Автор(ы):Groves D., Hall G., Wijns C.
Издание:Barossa Valley, 2004 г., 4 стр.
Язык(и)Английский
Compressional tectonics of the carlin gold trend

Pre-existing crustal structures are important in localising strain related to the large-scale evolution of an orogeny. Rheological contrasts between basement blocks will also influence the degree and location of faulting and relative uplift. In northern Nevada, U.S.A., basement architecture in the form of early rifted continental margins, formed during Proterozoic extension, may dictate the subsequent structural geometry of overlying sedimentary sequences during large-scale compression (Figure 1a). Within the region of the Carlin gold trend, specific anticlinal fold and thrust geometries in the sedimentary rocks, involved in various orogenies up until the Laramide, may focus fluid movement and provide effective traps to the system, resulting in the unique gold endowment of the area. Most mineralisation is situated less than 100 m below the Roberts Mountain thrust, which defines the lower boundary of the sequence of deep-water sedimentary rocks that has ridden over both the basement and younger sedimentary layers.

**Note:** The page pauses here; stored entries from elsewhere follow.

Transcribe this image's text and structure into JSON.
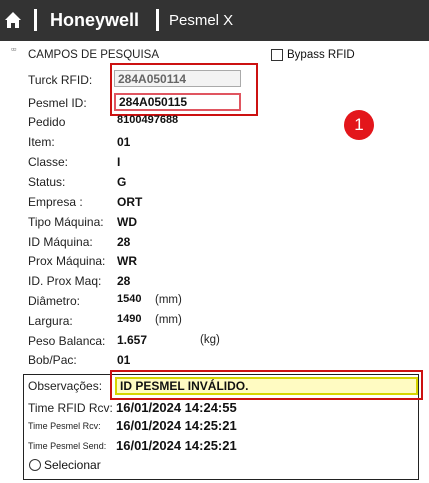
{
  "header": {
    "brand": "Honeywell",
    "app_title": "Pesmel X"
  },
  "search": {
    "section_title": "CAMPOS DE PESQUISA",
    "bypass_label": "Bypass RFID",
    "turck_label": "Turck RFID:",
    "turck_value": "284A050114",
    "pesmel_label": "Pesmel ID:",
    "pesmel_value": "284A050115"
  },
  "annotation": {
    "badge_number": "1"
  },
  "details": {
    "pedido_label": "Pedido",
    "pedido_value": "8100497688",
    "item_label": "Item:",
    "item_value": "01",
    "classe_label": "Classe:",
    "classe_value": "I",
    "status_label": "Status:",
    "status_value": "G",
    "empresa_label": "Empresa :",
    "empresa_value": "ORT",
    "tipo_label": "Tipo Máquina:",
    "tipo_value": "WD",
    "id_maquina_label": "ID Máquina:",
    "id_maquina_value": "28",
    "prox_maquina_label": "Prox Máquina:",
    "prox_maquina_value": "WR",
    "id_prox_label": "ID. Prox Maq:",
    "id_prox_value": "28",
    "diametro_label": "Diâmetro:",
    "diametro_value": "1540",
    "diametro_unit": "(mm)",
    "largura_label": "Largura:",
    "largura_value": "1490",
    "largura_unit": "(mm)",
    "peso_label": "Peso Balanca:",
    "peso_value": "1.657",
    "peso_unit": "(kg)",
    "bob_label": "Bob/Pac:",
    "bob_value": "01"
  },
  "observations": {
    "obs_label": "Observações:",
    "obs_value": "ID PESMEL INVÁLIDO.",
    "time_rfid_label": "Time RFID Rcv:",
    "time_rfid_value": "16/01/2024 14:24:55",
    "time_pesmel_rcv_label": "Time Pesmel Rcv:",
    "time_pesmel_rcv_value": "16/01/2024 14:25:21",
    "time_pesmel_send_label": "Time Pesmel Send:",
    "time_pesmel_send_value": "16/01/2024 14:25:21",
    "selecionar_label": "Selecionar"
  },
  "colors": {
    "topbar": "#333333",
    "highlight_red": "#cc1111",
    "badge_red": "#e3161b",
    "obs_field_bg": "#fffbc2",
    "obs_field_border": "#d6d400"
  },
  "icons": {
    "home": "home-icon"
  }
}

Muntean et al. (2003) argue that the Carlin and Battle Mountain–Eureka (BME) gold trends (Figure 1b) correspond to reactivated normal faults that likely had their origins in Proterozoic rifting. Numerical modelling offers a way to test the basic hypothesis by which “steps”, relics of continental rifting, control the subsequent location of upper crustal faults and anticlinal structures during compression.